Please do not self medicate! Seek professional advice.
- Chromium - 400mcg daily This improves insulin's efficiency which lowers blood sugar levels. Do not self medicate and get professional guidance. Do not use in type 1 diabetes.
- Aged Kyolic Garlic - 100-300mg daily. This helps decrease and stabilize blood sugar, enhances immunity and improves circulation.
- Vitamin B - 25mg daily complex - improves the metabolism of glucose and is important for circulation and the prevention of atherosclerosis. Do not take more than 50mg daily as certain B vitamins can inactivate insulin.
- Zinc - 15-20mg daily - a deficiency has been associated with diabetes.
- Magnesium - 200mg daily - this is important for enzyme systems and ph balance. It protects against artery spasm in arteriosclerosis and increases energy levels. Low readings are often found in people with diabetes and are associated with the complications of eye disease.
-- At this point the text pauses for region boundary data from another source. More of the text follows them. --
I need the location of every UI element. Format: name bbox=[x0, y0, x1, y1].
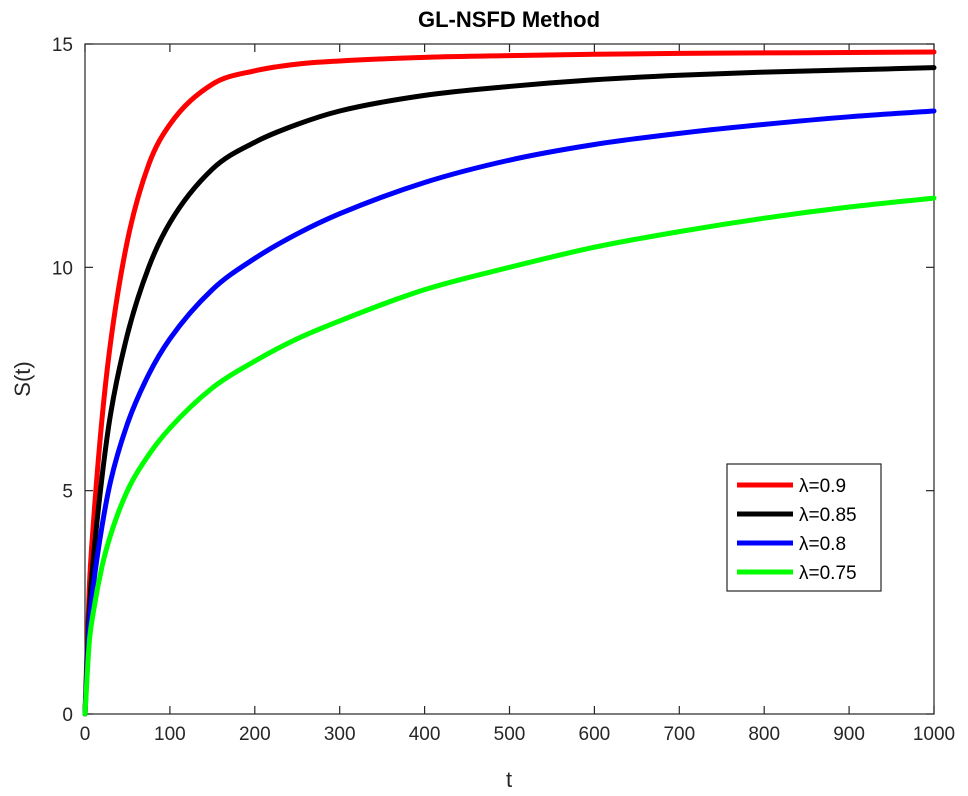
series-line-2 bbox=[82, 108, 937, 717]
x-tick-label: 100 bbox=[154, 724, 186, 745]
x-axis: 0 100 200 300 400 500 600 700 800 900 1000 bbox=[80, 44, 955, 745]
y-tick-label: 15 bbox=[52, 35, 73, 56]
x-tick-label: 1000 bbox=[913, 724, 955, 745]
series-line-0 bbox=[82, 49, 937, 717]
chart-title: GL-NSFD Method bbox=[418, 7, 600, 32]
y-tick-label: 0 bbox=[62, 705, 73, 726]
x-tick-label: 200 bbox=[239, 724, 271, 745]
legend: λ=0.9 λ=0.85 λ=0.8 λ=0.75 bbox=[726, 463, 882, 592]
legend-label: λ=0.8 bbox=[799, 534, 846, 555]
x-tick-label: 600 bbox=[579, 724, 611, 745]
plot-area bbox=[84, 43, 935, 715]
series-layer bbox=[82, 49, 937, 717]
x-tick-label: 800 bbox=[748, 724, 780, 745]
y-axis: 0 5 10 15 bbox=[52, 35, 934, 726]
x-tick-label: 0 bbox=[80, 724, 91, 745]
y-tick-label: 5 bbox=[62, 482, 73, 503]
legend-label: λ=0.9 bbox=[799, 476, 846, 497]
x-axis-label: t bbox=[506, 767, 512, 792]
series-line-3 bbox=[82, 195, 937, 717]
x-tick-label: 500 bbox=[494, 724, 526, 745]
x-tick-label: 900 bbox=[833, 724, 865, 745]
y-tick-label: 10 bbox=[52, 258, 73, 279]
legend-label: λ=0.75 bbox=[799, 563, 857, 584]
series-line-1 bbox=[82, 65, 937, 717]
legend-label: λ=0.85 bbox=[799, 505, 857, 526]
x-tick-label: 400 bbox=[409, 724, 441, 745]
x-tick-label: 300 bbox=[324, 724, 356, 745]
y-axis-label: S(t) bbox=[10, 361, 35, 396]
x-tick-label: 700 bbox=[663, 724, 695, 745]
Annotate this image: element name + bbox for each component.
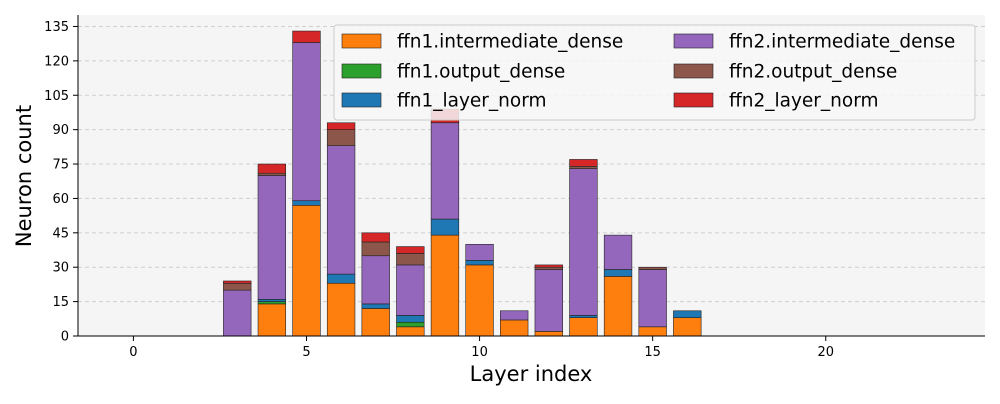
bar-segment (361, 255, 390, 305)
bar-segment (223, 280, 252, 284)
bar-segment (396, 321, 425, 328)
bar-segment (326, 145, 356, 275)
bar-segment (257, 175, 287, 300)
y-tick-label: 75 (52, 158, 69, 173)
x-tick-label: 0 (129, 345, 137, 360)
bar-segment (223, 282, 252, 291)
x-tick-label: 20 (817, 345, 834, 360)
bar-segment (673, 317, 702, 337)
bar-segment (396, 264, 425, 316)
x-tick-label: 15 (644, 345, 661, 360)
legend-label: ffn2.output_dense (729, 62, 897, 83)
bar-segment (430, 122, 460, 220)
bar-segment (569, 166, 598, 169)
x-axis-label: Layer index (470, 362, 593, 386)
x-tick-label: 5 (302, 345, 310, 360)
bar-segment (361, 241, 390, 257)
x-ticks: 0 5 10 15 20 (129, 336, 834, 360)
legend-label: ffn1_layer_norm (397, 91, 547, 112)
bar-segment (430, 234, 460, 337)
bar-segment (396, 246, 425, 254)
bar-segment (638, 326, 667, 337)
legend-swatch (341, 92, 382, 108)
y-tick-label: 90 (52, 123, 69, 138)
y-tick-label: 120 (44, 54, 69, 69)
bar-segment (430, 218, 460, 236)
bar-segment (257, 303, 287, 337)
bar-segment (292, 42, 321, 202)
bar-segment (292, 30, 321, 43)
y-tick-label: 30 (52, 261, 69, 276)
bar-segment (534, 266, 563, 270)
bar-segment (223, 289, 252, 337)
bar-segment (603, 269, 633, 277)
bar-segment (673, 310, 702, 318)
bar-segment (500, 319, 529, 337)
legend-swatch (673, 92, 714, 108)
bar-segment (638, 266, 667, 270)
bar-segment (257, 301, 287, 305)
legend-swatch (341, 33, 382, 49)
bar-segment (465, 260, 494, 266)
bar-segment (603, 276, 633, 337)
y-tick-label: 105 (44, 89, 69, 104)
legend: ffn1.intermediate_dense ffn1.output_dense… (333, 24, 976, 121)
bar-segment (603, 234, 633, 270)
axes (77, 15, 985, 337)
y-tick-label: 15 (52, 295, 69, 310)
legend-label: ffn2_layer_norm (729, 91, 879, 112)
y-tick-label: 45 (52, 226, 69, 241)
legend-swatch (673, 63, 714, 79)
bar-segment (396, 253, 425, 266)
y-ticks: 0 15 30 45 60 75 90 105 120 135 (44, 20, 78, 345)
legend-frame (333, 24, 976, 121)
bar-segment (638, 269, 667, 328)
bar-segment (534, 269, 563, 332)
bar-segment (500, 310, 529, 321)
bar-segment (361, 232, 390, 243)
bar-segment (465, 243, 494, 261)
y-tick-label: 0 (61, 330, 69, 345)
x-tick-label: 10 (471, 345, 488, 360)
bar-segment (361, 303, 390, 309)
bar-segment (569, 315, 598, 318)
y-tick-label: 60 (52, 192, 69, 207)
bar-segment (257, 163, 287, 174)
bar-segment (326, 273, 356, 284)
bar-segment (396, 315, 425, 323)
bar-segment (292, 200, 321, 206)
bar-segment (361, 308, 390, 337)
bar-segment (326, 122, 356, 130)
y-tick-label: 135 (44, 20, 69, 35)
legend-swatch (341, 63, 382, 79)
legend-label: ffn1.output_dense (397, 62, 565, 83)
bar-segment (569, 159, 598, 167)
bar-segment (569, 317, 598, 337)
bar-segment (465, 264, 494, 337)
bar-segment (396, 326, 425, 337)
bar-segment (326, 282, 356, 337)
bar-segment (569, 168, 598, 316)
bar-segment (534, 264, 563, 268)
legend-label: ffn1.intermediate_dense (397, 32, 623, 53)
legend-label: ffn2.intermediate_dense (729, 32, 955, 53)
bar-segment (292, 205, 321, 337)
bar-segment (326, 129, 356, 146)
y-axis-label: Neuron count (12, 105, 36, 247)
bar-segment (257, 172, 287, 176)
bars (223, 30, 702, 337)
legend-swatch (673, 33, 714, 49)
bar-segment (534, 331, 563, 337)
bar-segment (257, 299, 287, 302)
- Psyllium - a good source of soluble fibre which helps stabilise blood sugar. Take ½ tbsp in water at night.
For more details call Kate Arnold on 01323 737814
The symptoms of both type 1 and type 2 diabetes include:
- increased thirst, and drinking a lot of fluids
- passing a lot of urine
- being tired for no reason
- weight loss
- genital itching or repeated bouts of thrush
- slow healing of wounds
- blurred vision
In type 1 diabetes, symptoms typically develop over a few weeks and quickly become very obvious.
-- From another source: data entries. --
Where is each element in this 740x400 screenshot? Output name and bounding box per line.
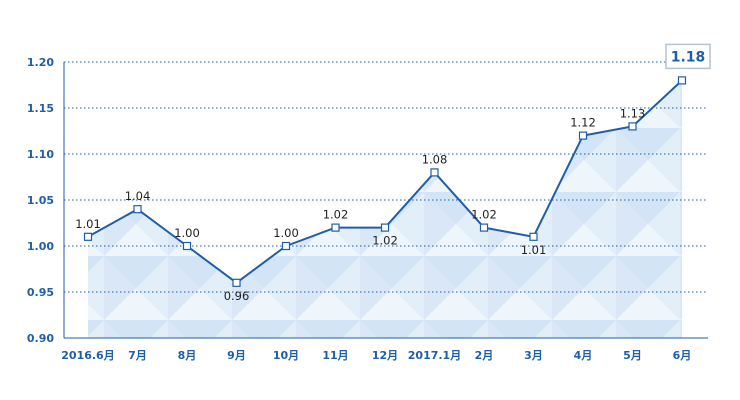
last-value-box	[665, 43, 711, 70]
data-label: 1.18	[671, 49, 706, 65]
x-tick-label: 7月	[128, 349, 147, 362]
gridlines	[64, 61, 708, 293]
x-tick-label: 10月	[273, 349, 299, 362]
x-tick-label: 11月	[322, 349, 348, 362]
y-tick-label: 1.05	[27, 194, 54, 207]
x-tick-label: 2017.1月	[408, 349, 461, 362]
data-label: 1.12	[570, 116, 596, 130]
area-fill-layer	[88, 80, 682, 339]
x-tick-label: 12月	[372, 349, 398, 362]
data-label: 1.13	[620, 106, 646, 120]
data-point	[529, 232, 538, 241]
axes	[63, 62, 708, 339]
x-tick-label: 9月	[227, 349, 246, 362]
data-label: 1.08	[422, 152, 448, 166]
data-label: 1.01	[75, 217, 101, 231]
y-tick-label: 1.00	[27, 240, 54, 253]
area-fill	[88, 80, 682, 339]
data-point	[331, 223, 340, 232]
data-label: 1.00	[174, 226, 200, 240]
y-tick-label: 1.15	[27, 102, 54, 115]
x-tick-label: 5月	[623, 349, 642, 362]
y-tick-label: 1.20	[27, 56, 54, 69]
x-tick-label: 6月	[673, 349, 692, 362]
data-label: 1.02	[323, 208, 349, 222]
data-label: 1.02	[372, 234, 398, 248]
data-point	[479, 223, 489, 232]
x-tick-label: 4月	[574, 349, 593, 362]
data-label: 1.01	[521, 243, 547, 257]
data-point	[133, 205, 142, 214]
data-label: 0.96	[224, 289, 250, 303]
data-point	[578, 131, 588, 140]
data-label: 1.04	[125, 189, 151, 203]
y-tick-label: 0.90	[27, 332, 54, 345]
x-tick-label: 3月	[524, 349, 543, 362]
data-point	[380, 223, 390, 232]
y-tick-label: 0.95	[27, 286, 54, 299]
x-tick-label: 2016.6月	[61, 349, 114, 362]
y-tick-label: 1.10	[27, 148, 54, 161]
data-point	[430, 168, 439, 177]
data-point	[677, 76, 687, 85]
data-point	[281, 241, 291, 251]
data-point	[83, 232, 93, 241]
data-label: 1.02	[471, 208, 497, 222]
markers-layer	[83, 76, 687, 287]
data-point	[232, 278, 241, 287]
labels-layer: 0.90 0.95 1.00 1.05 1.10 1.15 1.20 2016.6月 7月 8月 9…	[27, 43, 711, 362]
data-point	[628, 122, 637, 131]
x-tick-label: 2月	[475, 349, 494, 362]
data-label: 1.00	[273, 226, 299, 240]
x-tick-label: 8月	[178, 349, 197, 362]
data-point	[182, 241, 192, 251]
In type 2, symptoms can develop more slowly, over a period of months. Some people with type 2 diabetes have very mild symptoms, which they believe have other causes. A few people may have no symptoms at all.
THE COMPLICATIONS OF DIABETES
Type 1 and Type 2 diabetes are different diseases in cause, in effect and in treatment but the same long-term complications can arise in both types of the condition. The complications affect:
Diabetes can affect the blood vessels at the back of the eye [retinopathy] and this can lead to visual impairment or blindness. Diabetes is the leading cause of blindness in the working population.
The heart and vascular system
Diabetes can affect the heart and the vascular system making people more susceptible to heart disease and stroke. It can also cause blood clots in the vessels in the legs which may result in amputation. Amputations are 50-80 times higher in people with diabetes than the general population.
Diabetes can affect the kidneys resulting in damage or kidney failure [nephropathy].
Diabetes may cause nerve damage [neuropathy]. The most common form of nerve damage is in the extremities leading to pain or loss of sensation in the feet and ulceration of the legs. Again this can lead to amputation.